In this Leetcode Isomorphic Strings problem solution we have Given two strings s and t, determine if they are isomorphic. Two strings s and t are isomorphic if the characters in s can be replaced to get t.

All occurrences of a character must be replaced with another character while preserving the order of characters. No two characters may map to the same character, but a character may map to itself.
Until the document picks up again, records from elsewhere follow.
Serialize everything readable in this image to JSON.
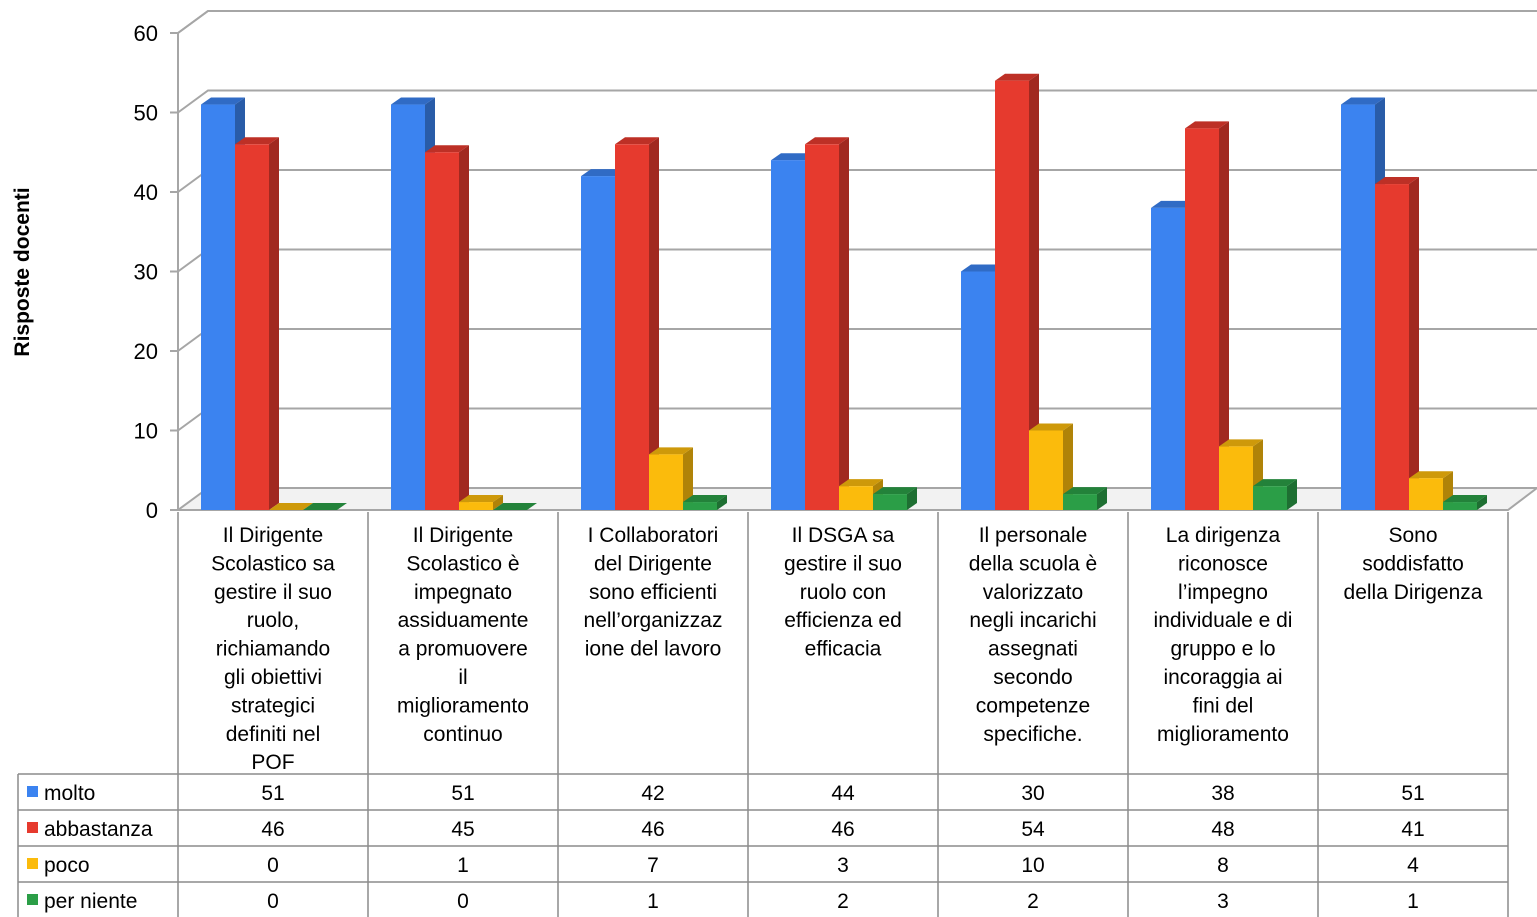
{
  "chart_data": {
    "type": "bar",
    "title": "",
    "ylabel": "Risposte docenti",
    "xlabel": "",
    "ylim": [
      0,
      60
    ],
    "yticks": [
      0,
      10,
      20,
      30,
      40,
      50,
      60
    ],
    "grid": true,
    "legend": "data-table-left",
    "categories": [
      "Il Dirigente Scolastico sa gestire il suo ruolo, richiamando gli obiettivi strategici definiti nel POF",
      "Il Dirigente Scolastico è impegnato assiduamente a promuovere il miglioramento continuo",
      "I Collaboratori del Dirigente sono efficienti nell’organizzazione del lavoro",
      "Il DSGA sa gestire il suo ruolo con efficienza ed efficacia",
      "Il personale della scuola è valorizzato negli incarichi assegnati secondo competenze specifiche.",
      "La dirigenza riconosce l’impegno individuale e di gruppo e lo incoraggia ai fini del miglioramento",
      "Sono soddisfatto della Dirigenza"
    ],
    "category_lines": [
      [
        "Il Dirigente",
        "Scolastico sa",
        "gestire il suo",
        "ruolo,",
        "richiamando",
        "gli obiettivi",
        "strategici",
        "definiti nel",
        "POF"
      ],
      [
        "Il Dirigente",
        "Scolastico è",
        "impegnato",
        "assiduamente",
        "a promuovere",
        "il",
        "miglioramento",
        "continuo"
      ],
      [
        "I Collaboratori",
        "del Dirigente",
        "sono efficienti",
        "nell’organizzaz",
        "ione del lavoro"
      ],
      [
        "Il DSGA sa",
        "gestire il suo",
        "ruolo con",
        "efficienza ed",
        "efficacia"
      ],
      [
        "Il personale",
        "della scuola è",
        "valorizzato",
        "negli incarichi",
        "assegnati",
        "secondo",
        "competenze",
        "specifiche."
      ],
      [
        "La dirigenza",
        "riconosce",
        "l’impegno",
        "individuale e di",
        "gruppo  e lo",
        "incoraggia ai",
        "fini del",
        "miglioramento"
      ],
      [
        "Sono",
        "soddisfatto",
        "della Dirigenza"
      ]
    ],
    "series": [
      {
        "name": "molto",
        "color": "#3b83f0",
        "values": [
          51,
          51,
          42,
          44,
          30,
          38,
          51
        ]
      },
      {
        "name": "abbastanza",
        "color": "#e63a2e",
        "values": [
          46,
          45,
          46,
          46,
          54,
          48,
          41
        ]
      },
      {
        "name": "poco",
        "color": "#fbbb0c",
        "values": [
          0,
          1,
          7,
          3,
          10,
          8,
          4
        ]
      },
      {
        "name": "per niente",
        "color": "#2b9e47",
        "values": [
          0,
          0,
          1,
          2,
          2,
          3,
          1
        ]
      }
    ]
  }
}
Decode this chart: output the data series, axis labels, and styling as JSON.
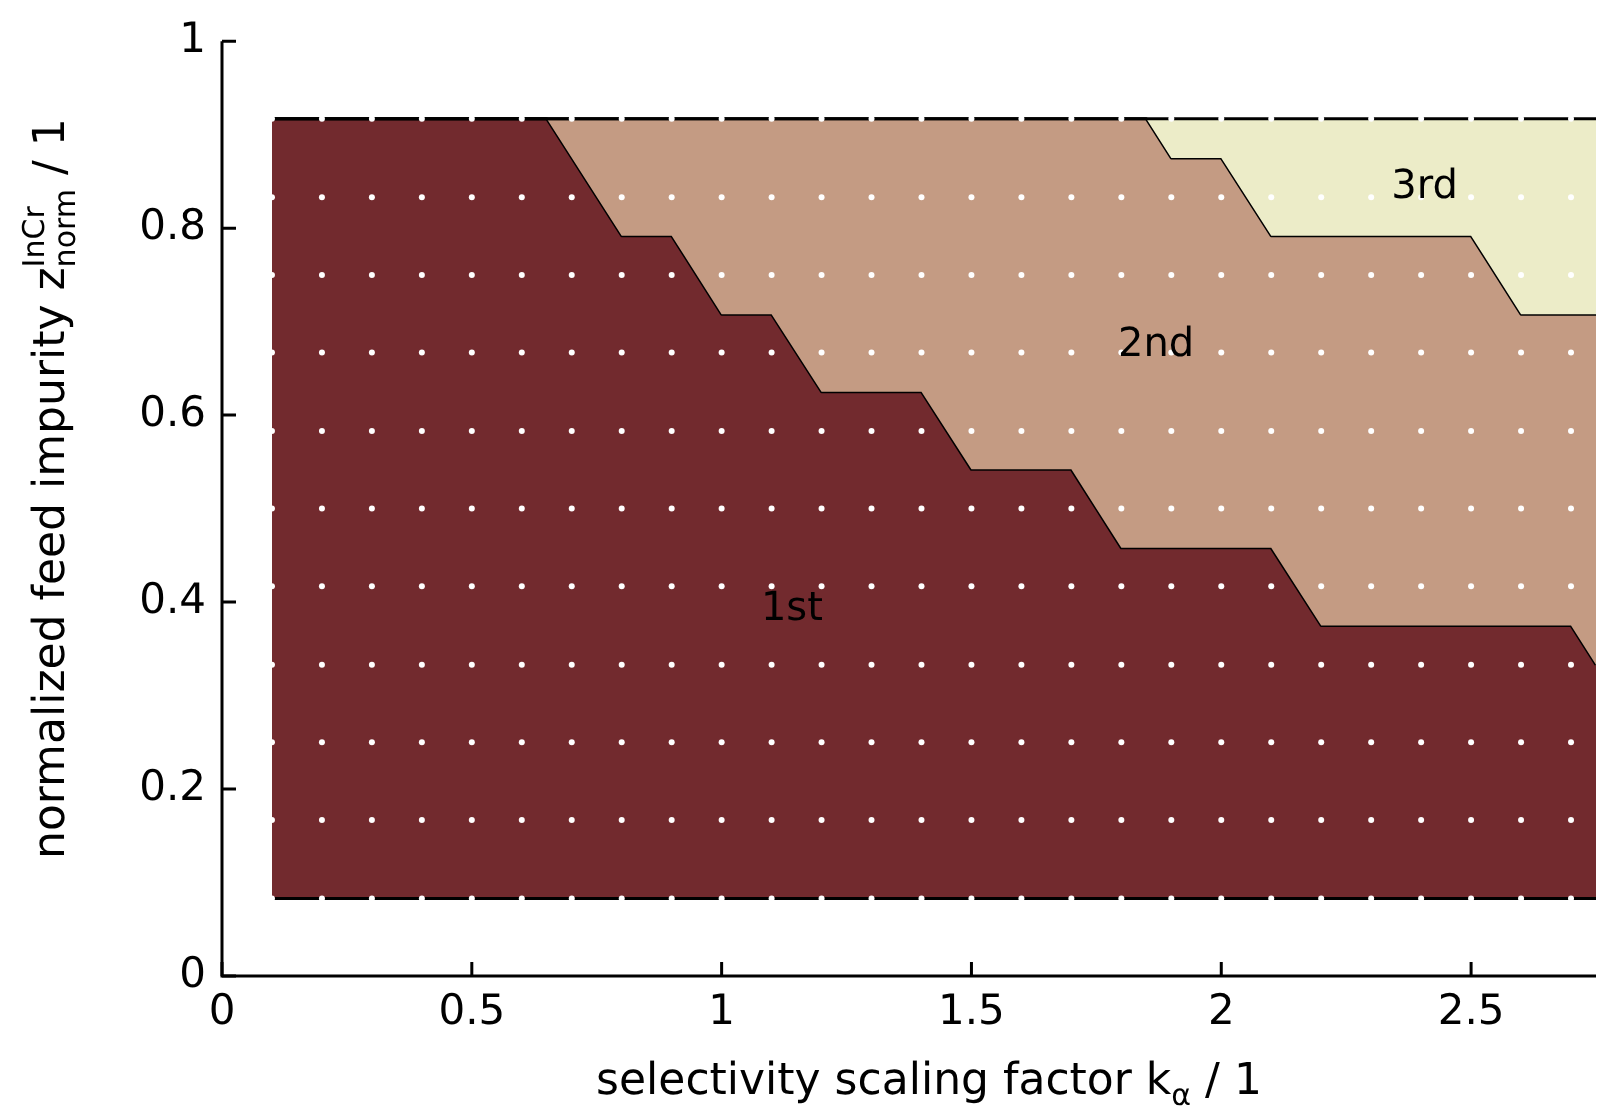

Leetcode Isomorphic Strings problem solution


Problem solution in Python.

class Solution:
    def isIsomorphic(self, s: str, t: str) -> bool:
        X=[]
        Y=[]
        for i in s:
            X.append(s.index(i))
        for i in t:
            Y.append(t.index(i))
        if X==Y:
            return True
        return False



Problem solution in Java.

class Solution {
    public boolean isIsomorphic(String s, String t) {

         if (s.length() != t.length()) {
            return false;
        }

     return (checkIsoMorphism(s,t) && checkIsoMorphism(t,s));

    }

    private static boolean checkIsoMorphism(String s,String t)
    {
        HashMap<Character, Character> charMap = new HashMap<>();
        boolean result = true;
        for (int i = 0; i < s.length(); i++) {
            if (!charMap.containsKey(s.charAt(i)))
                charMap.put(s.charAt(i), t.charAt(i));
            else {
                if (!((charMap.get(s.charAt(i))) == t.charAt(i))) {
                    
                    result = false;
                    break;

                }

            }
        }

        return(result);
    }
}


Problem solution in C++.

class Solution {
public:
    bool isIsomorphic(string s, string t) {
        return (isIso(s,t) && isIso(t,s));
    }
    bool isIso(string &s, string &t) {
        unordered_map<char, char> m;
        int l = s.length();
        for(int i=0;i<l;i++){
            if(m.count(s[i])) {
                if(m[s[i]] != t[i]) {
                    return false;
                }
            } else {
                m[s[i]]=t[i];
            }
        }
        return true;
    }
};


Problem solution in C.

bool isIsomorphic(char* s, char* t) {
    int s2t[256] = {0};
    int t2s[256] = {0};
    for(; *s != '\0'; s++,t++)
    {
        if(s2t[*s] == 0)
        {
            if(t2s[*t] != 0)
            {
                return false;
            }
            s2t[*s] = *t;
            t2s[*t] = *s;
        }
        else if(s2t[*s] != *t){
            return false;
        }
    
    }
    return true;
 }